From Monday 12 December 2016, the relevant policies for the supply of housing contained in a neighbourhood plan shall not be deemed out-of-date under paragraph 49 of the National Planning Policy Framework (“NPPF”) if the following circumstances arise at the time a planning decision is made:

  • The Statement is less than two years old, or the neighbourhood plan has been part of the development plan for two years or less;
  • The neighbourhood plan allocates sites for housing; and
  • The local planning authority can demonstrate a three-year supply of deliverable housing sites.

So, neighbourhood plans in local authority areas with less than a 5 year supply but more than 3 years will not be regarded as out of date whereas the local plan would be.

The minister also announced that planning appeals involving developments of 25 homes or more in areas where a draft neighbourhood plan has been submitted for examination will continue to be recovered by the Secretary of State, for a further six months at least.

These provisions seek to give strength to neighbourhood plans (both adopted and emerging) and “protect communities who have worked hard to produce their neighbourhood plan and find the housing supply policies are deemed to be out-of-date through no fault of their own”.

This will be music to the ears of parish councillors, many of whom have recently expressed their displeasure with decisions not going their way.

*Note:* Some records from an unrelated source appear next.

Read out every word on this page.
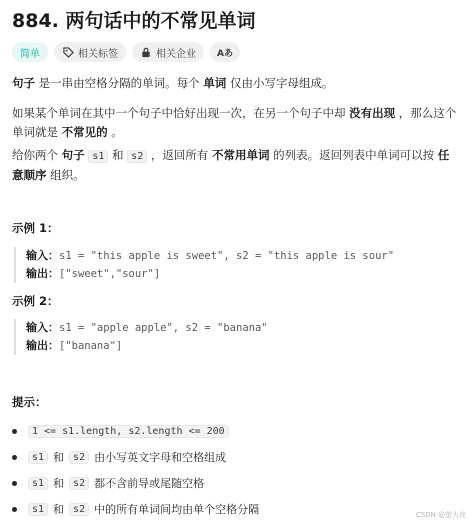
884. 两句话中的不常见单词
简单	相关标签	相关企业 Aあ
句子 是一串由空格分隔的单词。每个 单词 仅由小写字母组成。
如果某个单词在其中一个句子中恰好出现一次，在另一个句子中却 没有出现 ，那么这个单词就是 不常见的 。
给你两个 句子 s1 和 s2 ，返回所有 不常用单词 的列表。返回列表中单词可以按 任意顺序 组织。
示例 1：
输入：s1 = "this apple is sweet", s2 = "this apple is sour"
输出：["sweet","sour"]
示例 2：
输入：s1 = "apple apple", s2 = "banana"
输出：["banana"]
提示：
1 <= s1.length, s2.length <= 200
s1 和 s2 由小写英文字母和空格组成
s1 和 s2 都不含前导或尾随空格
s1 和 s2 中的所有单词间均由单个空格分隔	CSDN @萤火夜
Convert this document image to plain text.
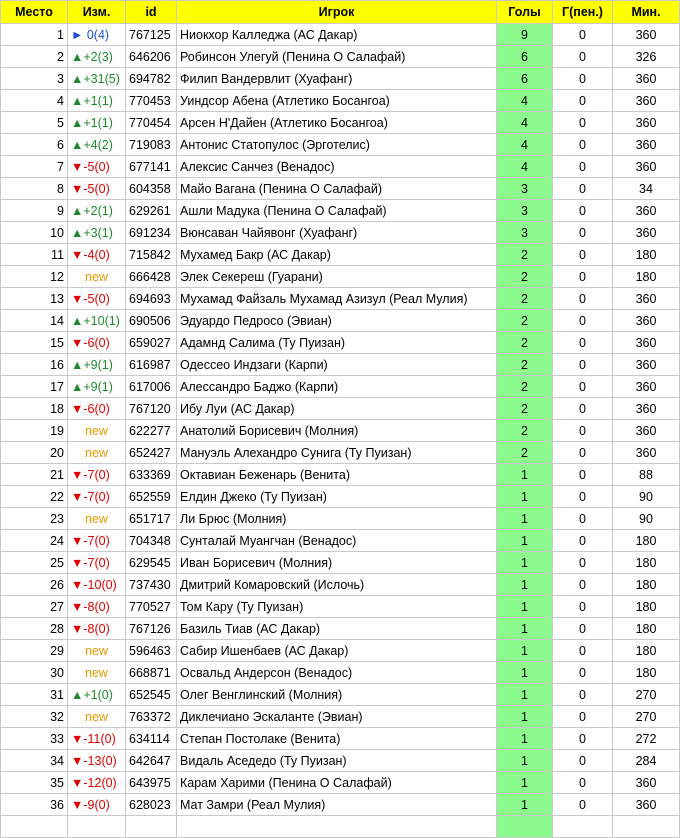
Место	Изм.	id	Игрок	Голы	Г(пен.)	Мин.
1	► 0(4)	767125	Ниокхор Калледжа (АС Дакар)	9	0	360
2	▲+2(3)	646206	Робинсон Улегуй (Пенина О Салафай)	6	0	326
3	▲+31(5)	694782	Филип Вандервлит (Хуафанг)	6	0	360
4	▲+1(1)	770453	Уиндсор Абена (Атлетико Босангоа)	4	0	360
5	▲+1(1)	770454	Арсен Н'Дайен (Атлетико Босангоа)	4	0	360
6	▲+4(2)	719083	Антонис Статопулос (Эрготелис)	4	0	360
7	▼-5(0)	677141	Алексис Санчез (Венадос)	4	0	360
8	▼-5(0)	604358	Майо Вагана (Пенина О Салафай)	3	0	34
9	▲+2(1)	629261	Ашли Мадука (Пенина О Салафай)	3	0	360
10	▲+3(1)	691234	Вюнсаван Чайявонг (Хуафанг)	3	0	360
11	▼-4(0)	715842	Мухамед Бакр (АС Дакар)	2	0	180
12	new	666428	Элек Секереш (Гуарани)	2	0	180
13	▼-5(0)	694693	Мухамад Файзаль Мухамад Азизул (Реал Мулия)	2	0	360
14	▲+10(1)	690506	Эдуардо Педросо (Эвиан)	2	0	360
15	▼-6(0)	659027	Адамнд Салима (Ту Пуизан)	2	0	360
16	▲+9(1)	616987	Одессео Индзаги (Карпи)	2	0	360
17	▲+9(1)	617006	Алессандро Баджо (Карпи)	2	0	360
18	▼-6(0)	767120	Ибу Луи (АС Дакар)	2	0	360
19	new	622277	Анатолий Борисевич (Молния)	2	0	360
20	new	652427	Мануэль Алехандро Сунига (Ту Пуизан)	2	0	360
21	▼-7(0)	633369	Октавиан Беженарь (Венита)	1	0	88
22	▼-7(0)	652559	Елдин Джеко (Ту Пуизан)	1	0	90
23	new	651717	Ли Брюс (Молния)	1	0	90
24	▼-7(0)	704348	Сунталай Муангчан (Венадос)	1	0	180
25	▼-7(0)	629545	Иван Борисевич (Молния)	1	0	180
26	▼-10(0)	737430	Дмитрий Комаровский (Ислочь)	1	0	180
27	▼-8(0)	770527	Том Кару (Ту Пуизан)	1	0	180
28	▼-8(0)	767126	Базиль Тиав (АС Дакар)	1	0	180
29	new	596463	Сабир Ишенбаев (АС Дакар)	1	0	180
30	new	668871	Освальд Андерсон (Венадос)	1	0	180
31	▲+1(0)	652545	Олег Венглинский (Молния)	1	0	270
32	new	763372	Диклечиано Эскаланте (Эвиан)	1	0	270
33	▼-11(0)	634114	Степан Постолаке (Венита)	1	0	272
34	▼-13(0)	642647	Видаль Аседедо (Ту Пуизан)	1	0	284
35	▼-12(0)	643975	Карам Харими (Пенина О Салафай)	1	0	360
36	▼-9(0)	628023	Мат Замри (Реал Мулия)	1	0	360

This will include six parish councillors from Newick, East Sussex who resigned earlier this week after the Secretary of State for Communities and Local Government allowed an appeal for 50 new homes in their village.

However, the Statement has dangerous implications for the future supply of housing, particularly in areas that need it most. The Statement appears at odds with the Government’s pledge to help boost the supply of housing and also at odds with the NPPF. Many will wonder how a Written Ministerial Statement can change the application of the NPPF overnight.

A Written Ministerial Statement is a material consideration in determining a planning application and it will be for the decision maker to decide how much weight is to be applied to the Statement, including whether it should take precedence over the NPPF. This has just added more uncertainty into the process. This may be the reason for speculation that the Statement will be challenged in the High Court.

The Statement may result in more negatively prepared plans that come in advance of up-to-date local plans because Parish Councils realise they only need to meet a 3-year housing supply now, rather than a 5-year housing supply. It may also result in more neighbourhood plans allocating sites for housing simply to be able to take advantage of this new policy.

Ultimately, this change may result in applications for much-needed housing in areas that do not have an adequate housing land supply being refused because the neighbourhood plan has not allocated the site, or the number of dwellings.

The aim of the Localism Act 2011 was to allow local residents and parish councils to have a greater say in how development is delivered in their community. This aim is utilised well when neighbourhood plans are prepared positively and in accordance with an up-to-date local plan or by using up-to-date housing supply statistics. Unfortunately, there are still some instances of parishes attempting to block development through neighbourhood plans and this Statement arguably gives them more licence to do so.